Authentication and document access in policy authoring

  • Release version: Australia
  • Updated June 5, 2026
  • 4 minutes to read
  • Policy authoring now supports a hybrid authentication model that combines a shared system account with personal user credentials to enable document operations in Microsoft SharePoint and Google Drive.

    Policy authoring enables users to link policy documents hosted in Microsoft SharePoint or Google Drive to policy records in ServiceNow. Users can create, connect, or upload documents from a policy record and collaborate on the document in the cloud location. After the review and approval process is complete, the finalized document content is published as a Knowledge Base article in ServiceNow.

    To make API calls to Microsoft or Google, ServiceNow requires an authenticated connection to the respective cloud service. Policy authoring supports two modes of authentication for this connection:
    • System account authentication
    • Personal authentication

    System account authentication

    In system account authentication, document operations, such as creating, connecting, uploading, synchronizing content, and managing access permissions, run under a shared non-personal service account.

    When a user creates or uploads a document from a policy record, the document is registered in the cloud storage location under the service account identity. It is not registered using the individual user's identity. As a result, the audit trail in SharePoint or Google Drive reflects the service account as the author or modifier, regardless of which user performed the action in ServiceNow.

    Personal authentication

    Personal authentication was introduced to address the loss of individual user identity in the audit trail. When personal authentication is enabled, the create, connect, and upload operations run under the logged-in user's personal Microsoft O365 or Google account credentials. Documents created or modified from ServiceNow are registered in the cloud location under the individual user's identity, enabling accurate audit traceability of who initiated each document operation.

    Personal authentication is supported for the following cloud locations:

    • Google Drive (My Drive and Shared Drives)
    Important:
    Personal authentication is not supported for Microsoft OneDrive.

    Hybrid authentication model

    Enabling personal authentication does not replace the system account entirely.
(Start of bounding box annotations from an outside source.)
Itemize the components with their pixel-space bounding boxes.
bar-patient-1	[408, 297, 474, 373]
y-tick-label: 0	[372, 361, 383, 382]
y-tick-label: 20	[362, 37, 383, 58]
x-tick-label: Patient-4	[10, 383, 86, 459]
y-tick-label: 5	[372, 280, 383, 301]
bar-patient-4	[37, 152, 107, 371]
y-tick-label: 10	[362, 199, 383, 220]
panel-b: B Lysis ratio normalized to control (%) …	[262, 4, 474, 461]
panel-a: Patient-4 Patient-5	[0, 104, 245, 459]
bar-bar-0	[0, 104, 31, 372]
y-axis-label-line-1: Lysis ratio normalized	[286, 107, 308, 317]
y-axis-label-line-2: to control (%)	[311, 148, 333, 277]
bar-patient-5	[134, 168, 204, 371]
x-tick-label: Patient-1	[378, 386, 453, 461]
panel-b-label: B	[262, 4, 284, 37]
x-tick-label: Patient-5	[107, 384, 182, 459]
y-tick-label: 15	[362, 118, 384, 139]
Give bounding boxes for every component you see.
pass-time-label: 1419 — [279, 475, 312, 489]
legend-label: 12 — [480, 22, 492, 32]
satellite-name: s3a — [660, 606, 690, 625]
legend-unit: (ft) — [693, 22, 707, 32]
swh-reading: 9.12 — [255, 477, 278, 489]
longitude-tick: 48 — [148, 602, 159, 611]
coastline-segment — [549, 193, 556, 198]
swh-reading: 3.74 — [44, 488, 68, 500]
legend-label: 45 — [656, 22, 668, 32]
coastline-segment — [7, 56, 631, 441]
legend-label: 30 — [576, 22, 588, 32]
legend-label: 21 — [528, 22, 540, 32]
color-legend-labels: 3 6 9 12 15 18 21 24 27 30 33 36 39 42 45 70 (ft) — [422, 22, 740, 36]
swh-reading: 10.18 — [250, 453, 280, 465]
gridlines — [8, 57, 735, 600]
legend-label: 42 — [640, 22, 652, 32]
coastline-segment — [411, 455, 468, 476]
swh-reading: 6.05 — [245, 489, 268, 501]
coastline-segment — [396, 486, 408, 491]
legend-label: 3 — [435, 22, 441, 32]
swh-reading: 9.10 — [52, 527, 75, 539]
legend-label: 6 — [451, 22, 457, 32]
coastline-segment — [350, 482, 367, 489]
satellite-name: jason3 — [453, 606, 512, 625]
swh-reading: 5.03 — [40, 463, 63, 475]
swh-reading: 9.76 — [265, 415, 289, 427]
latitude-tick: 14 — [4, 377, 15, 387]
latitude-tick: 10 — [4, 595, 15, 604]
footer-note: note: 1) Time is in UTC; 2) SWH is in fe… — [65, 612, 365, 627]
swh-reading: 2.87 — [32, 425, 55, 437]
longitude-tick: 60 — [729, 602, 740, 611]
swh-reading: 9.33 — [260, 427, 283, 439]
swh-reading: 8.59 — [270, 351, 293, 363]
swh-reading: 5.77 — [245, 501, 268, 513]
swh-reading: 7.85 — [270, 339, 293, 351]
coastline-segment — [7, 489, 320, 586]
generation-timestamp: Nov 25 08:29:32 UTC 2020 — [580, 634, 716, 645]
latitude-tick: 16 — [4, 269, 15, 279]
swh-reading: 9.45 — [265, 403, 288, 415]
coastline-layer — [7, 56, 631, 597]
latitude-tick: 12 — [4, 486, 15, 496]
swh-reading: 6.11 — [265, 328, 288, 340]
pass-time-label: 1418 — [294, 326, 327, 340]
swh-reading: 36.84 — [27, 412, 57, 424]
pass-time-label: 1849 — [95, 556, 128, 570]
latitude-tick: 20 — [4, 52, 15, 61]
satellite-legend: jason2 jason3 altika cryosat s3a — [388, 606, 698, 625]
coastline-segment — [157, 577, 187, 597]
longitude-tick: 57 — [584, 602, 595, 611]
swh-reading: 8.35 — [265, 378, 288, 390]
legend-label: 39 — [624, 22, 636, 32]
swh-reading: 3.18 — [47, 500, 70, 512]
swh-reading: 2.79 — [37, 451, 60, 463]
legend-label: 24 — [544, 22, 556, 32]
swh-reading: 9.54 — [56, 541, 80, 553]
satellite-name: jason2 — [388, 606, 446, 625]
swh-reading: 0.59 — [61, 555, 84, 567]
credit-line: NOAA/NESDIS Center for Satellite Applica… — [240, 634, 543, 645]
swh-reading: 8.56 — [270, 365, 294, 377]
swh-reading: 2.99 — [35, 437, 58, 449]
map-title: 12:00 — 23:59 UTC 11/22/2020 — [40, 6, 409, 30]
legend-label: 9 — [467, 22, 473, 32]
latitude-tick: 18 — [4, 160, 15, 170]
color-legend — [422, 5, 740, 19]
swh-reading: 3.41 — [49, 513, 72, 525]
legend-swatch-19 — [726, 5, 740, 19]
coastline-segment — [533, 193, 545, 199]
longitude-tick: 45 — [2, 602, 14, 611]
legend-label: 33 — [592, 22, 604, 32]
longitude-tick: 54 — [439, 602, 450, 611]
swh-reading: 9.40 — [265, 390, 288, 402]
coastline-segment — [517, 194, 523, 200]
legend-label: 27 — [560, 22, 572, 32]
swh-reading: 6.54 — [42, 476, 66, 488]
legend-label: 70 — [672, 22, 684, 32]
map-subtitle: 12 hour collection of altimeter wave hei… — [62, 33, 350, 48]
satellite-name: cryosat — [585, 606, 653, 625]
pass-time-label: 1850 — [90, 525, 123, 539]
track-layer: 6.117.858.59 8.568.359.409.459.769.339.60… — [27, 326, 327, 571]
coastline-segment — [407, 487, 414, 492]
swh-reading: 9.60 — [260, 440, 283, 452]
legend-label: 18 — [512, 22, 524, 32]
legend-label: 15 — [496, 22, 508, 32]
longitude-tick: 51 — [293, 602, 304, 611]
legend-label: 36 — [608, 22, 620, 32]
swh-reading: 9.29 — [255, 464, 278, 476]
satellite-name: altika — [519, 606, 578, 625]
Policy authoring uses a hybrid model in which personal credentials and system account credentials each handle a specific set of operations.

    Operation Personal authentication enabled Personal authentication inactive (default)
    Create document Personal credentials System account
    Connect existing document Personal credentials System account
    Upload document Personal credentials System account
    Grant and update document access permissions System account System account
    Sync document content (Update link) System account System account

    Document access permissions and content sync always run under the system account. Therefore, the service account must have sharing access to all documents in or Google Drive, even when personal authentication is enabled. Without this access, document access updates and content sync operations will fail.

    Note:
    When a user performs a create, connect, or upload operation for the first time in a session with personal authentication enabled, a one-time authentication prompt appears. For , the prompt uses the logged-in Microsoft Office 365 session automatically. For Google Drive, the prompt requires the user to explicitly select an account from the account picker, followed by two separate authentication steps — one for Google Drive access and one for Google Docs access. After the token is generated, the prompt does not appear again for subsequent operations in the same session.

    Document access permissions

    When a document is linked to a policy record, ServiceNow automatically grants access to the document for the users associated with the policy. Access is managed from ServiceNow to the cloud location only. Changes made directly to document permissions in or Google Drive aren't reflected back in ServiceNow.

    The four roles involved in policy authoring are:

    • Owner: The policy owner who manages the policy record and drives the authoring workflow.
    • Contributor: Users who contribute to drafting the policy document.
    • Reviewer: Users who review the policy document before approval.
    • Approver: Users who approve the policy before it is published.

    The access level granted to each role in the cloud document changes as the policy moves through its workflow states.

    Policy state Owner Contributor Reviewer Approver
    Draft Edit Edit
    Review Edit View Edit View
    Awaiting Approval View View View View
    Approved View View View View
    Note:
    Access levels are granted based on the email address configured for each user in ServiceNow. Verify that each user's email address in ServiceNow matches their Microsoft or Google account to confirm access is granted correctly.

    Behavior when a document is swapped

    If a policy owner changes the document linked to a policy record by connecting a different document, the access permissions on the previous document are revoked and new access permissions are granted on the replacement document. This applies to both SharePoint and Google Drive.

    Document access updates run asynchronously. There may be a short delay before the updated access is reflected in the cloud location after a document is swapped.

    One-way permission sync

    Document access permissions are managed in one direction only, from ServiceNow to the cloud location. If a user manually modifies document permissions directly in SharePoint or Google Drive, those changes aren't captured in ServiceNow. The next time the policy changes state, ServiceNow will overwrite the manually applied permissions with the access levels defined for that state.

    To avoid permission conflicts, manage document access through the Document access tab in the policy record rather than directly in SharePoint or Google Drive.

    For personal authentication setup, see Knowledge Base article, KB3075954.
    Note:
    You must log in to Support portal to view the KB articles.